Die Tür öffnet sich automatisch.

Als ich unentschlossen stehen bleibe schließt sie sich automatisch wieder, als wolle sie mich für mein Zögern bestrafen. Hinter mir gehen zwei Männer ungeduldig an mir vorbei, die Tür öffnet und schließt sich wieder.

Ich seufze und gehe entschlossen vorwärts, die Tür öffnet sich und ich folge dem Gang um die Ecke direkt zum Empfangsbereich. Eine junge, sportliche Frau (selbstverständlich, sportlich, wer in einem Fitnessstudio arbeitet...) begrüßt mich mit einem dynamischen Lächeln. Sie trägt ihre blonden, unfassbar glänzenden Haare zu einem wippenden Pferdeschwanz gebunden und sieht in ihren Leggings und dem garantiert hundertprozent atmungsaktiven Microfasershirt mit Firmenlogo unfassbar gut aus.

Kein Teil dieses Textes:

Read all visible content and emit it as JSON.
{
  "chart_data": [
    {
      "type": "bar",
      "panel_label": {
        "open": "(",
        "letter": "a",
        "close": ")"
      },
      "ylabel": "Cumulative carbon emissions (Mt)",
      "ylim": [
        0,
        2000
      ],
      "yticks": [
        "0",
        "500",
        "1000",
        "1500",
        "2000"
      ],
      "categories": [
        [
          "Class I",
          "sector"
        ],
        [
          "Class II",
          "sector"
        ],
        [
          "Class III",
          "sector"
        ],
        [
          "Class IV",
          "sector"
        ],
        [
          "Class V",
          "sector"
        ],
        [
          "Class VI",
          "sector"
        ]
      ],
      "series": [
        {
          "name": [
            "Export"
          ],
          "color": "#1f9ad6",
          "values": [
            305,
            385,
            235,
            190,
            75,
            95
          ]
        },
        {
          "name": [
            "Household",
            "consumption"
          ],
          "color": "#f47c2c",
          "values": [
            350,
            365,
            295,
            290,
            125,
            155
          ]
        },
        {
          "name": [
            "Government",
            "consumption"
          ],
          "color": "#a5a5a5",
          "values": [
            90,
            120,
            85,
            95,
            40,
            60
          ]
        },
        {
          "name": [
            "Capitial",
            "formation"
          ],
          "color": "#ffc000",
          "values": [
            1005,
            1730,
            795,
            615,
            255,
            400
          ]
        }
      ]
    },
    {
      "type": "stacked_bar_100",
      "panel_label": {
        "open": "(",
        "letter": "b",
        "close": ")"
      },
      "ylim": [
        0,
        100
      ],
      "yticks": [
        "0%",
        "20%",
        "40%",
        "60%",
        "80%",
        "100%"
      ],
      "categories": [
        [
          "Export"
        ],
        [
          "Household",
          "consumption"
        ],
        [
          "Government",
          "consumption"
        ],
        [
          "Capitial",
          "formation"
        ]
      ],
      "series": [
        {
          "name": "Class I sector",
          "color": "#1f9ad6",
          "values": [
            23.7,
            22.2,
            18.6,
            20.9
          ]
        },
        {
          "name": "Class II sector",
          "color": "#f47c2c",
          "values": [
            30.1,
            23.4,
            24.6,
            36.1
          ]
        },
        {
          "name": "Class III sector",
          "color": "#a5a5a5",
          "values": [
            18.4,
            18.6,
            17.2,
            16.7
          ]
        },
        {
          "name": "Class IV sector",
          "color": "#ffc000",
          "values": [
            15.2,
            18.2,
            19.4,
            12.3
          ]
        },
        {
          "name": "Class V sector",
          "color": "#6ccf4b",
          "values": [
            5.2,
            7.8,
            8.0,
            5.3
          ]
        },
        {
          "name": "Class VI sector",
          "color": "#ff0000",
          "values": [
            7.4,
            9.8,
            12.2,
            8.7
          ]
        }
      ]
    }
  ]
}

Ihr Anblick deprimiert mich, wer möchte schon beim allerersten Besuch im Fitnessstudio mit dem eigenen, völlig unerreichbaren Ideal konfrontiert werden. Aber ich lächle tapfer zurück. Auf ihre Frage, ob sie etwas für mich tun könne, antworte ich, dass ich um 16 Uhr einen Termin mit Berat habe.

Es wird Zeit, dass ich etwas für mich tue. Meine Eltern drängeln schon seit Monaten, ich solle endlich wieder rausgehen, etwas unternehmen. Ich sehe ein, dass sie recht haben. Trotzdem habe ich mich schwer getan mit der Entscheidung. Meine Eltern gehen hier schon seit Jahren zum Sport, schwärmen von Berat. Und hier erinnert nichts an Christian, nichts an uns und nichts an David.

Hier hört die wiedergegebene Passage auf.